Por exemplo, como explicar alguém acampado por dias na fila do show do Justin Bieber?!?

Até o Google se recusou a buscar uma imagem do “artista”

O logradouro de 2/6 dos Quadrinheiros, por acaso, fica próximo de onde o concerto do “cantor” canadense vai acontecer daqui a cerca de uma semana, em São Paulo. Não apenas poucos dias, foram semanas cruzando com a fila de pimpolhos subtraídos de sensatez, chuveiro, desodorante ou qualquer parâmetro de bom gosto. Certo?

Em verdade vos digo, há quem tenha feito a mesma coisa pelo Kiss. Ou pelo Twisted Sister. Quiçá Jon Bon Jovi. Ou até os Menudos.

O ponto é: tudo tem um sentido num certo momento e só naquele momento, para nunca mais se repetir.

Quando você não é o público-alvo, você deve se perguntar, “por que alguém gostaria disso?”

Convenhamos, nenhum de nós foi um adolescente particularmente brilhante. Ao contrário. Foram as péssimas escolhas para música, quadrinhos e cinema que o levaram a fixar referenciais de comparação. São décadas de muito lixo cultural para enxergar com precisão a composição dos “dejetos” que nos rodeiam. E se você se permitir olhar, há uma beleza refinada até no mais execrável dos substratos culturais.

Warhol escancarou pra quem quis ver

Você já viu Star Wars Rebels? É um desenho para crianças. Ambientado no universo de Star Wars. Na linha temporal da saga, fica entre o Episódio III e IV, pouco antes de Rogue One. Se você tem de 25 a 30 anos é nada mais que “ok”, “esquecível”. Aí tem um episódio desse:

Tem umas regras por aqui. Não posso dar spoilers. Mas o episódio Twin Suns (S3, ep 19) é, na falta de termo melhor, solene. Complexo, delicado, profundo. Sabedoria em forma de desenho para crianças.

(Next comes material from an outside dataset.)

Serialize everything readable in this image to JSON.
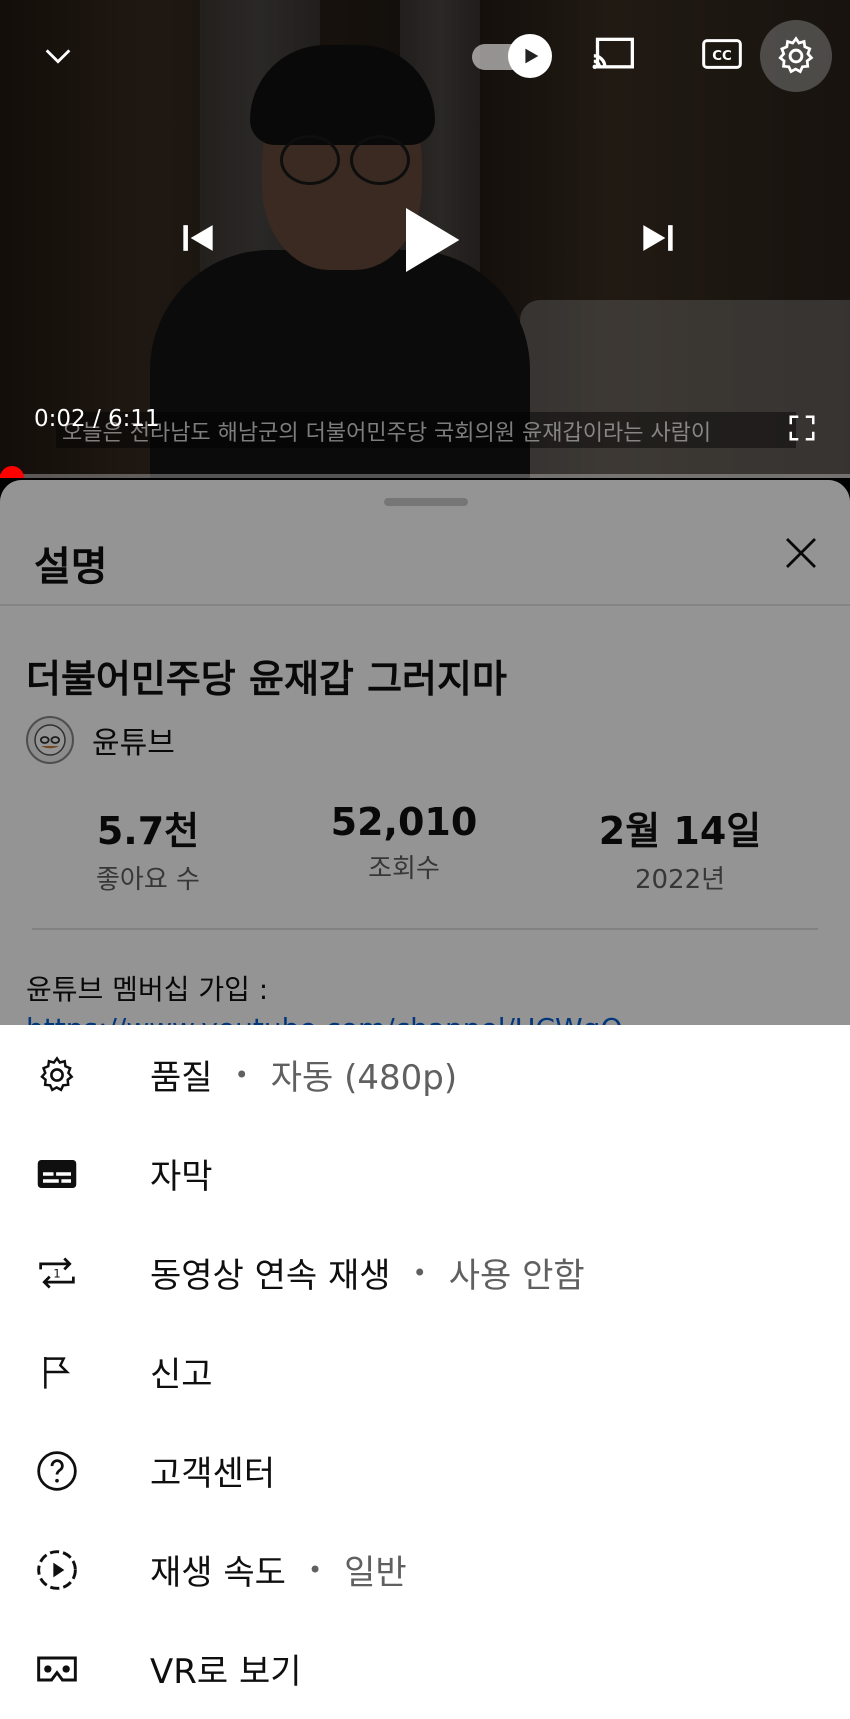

Algo para se ver e relembrar por anos a fio.

O ponto é: tudo tem um sentido num certo momento e você pode encontrar novos sentidos em velhas coisas se olhar para elas com atenção e mente aberta.

Quando você não é o público-alvo, você deve se perguntar, “qual era o objetivo?”

Nem sempre uma obra-prima nasce com essa meta. Discorde se quiser, mas acho que as obras mais memoráveis foram resultado de muito improviso e pouca pretensão. A Bruxa de Blair. Star Wars – Uma Nova Esperança. Watchmen (o quadrinho, que era pra ter 6 volumes invés de 12, e não o filme).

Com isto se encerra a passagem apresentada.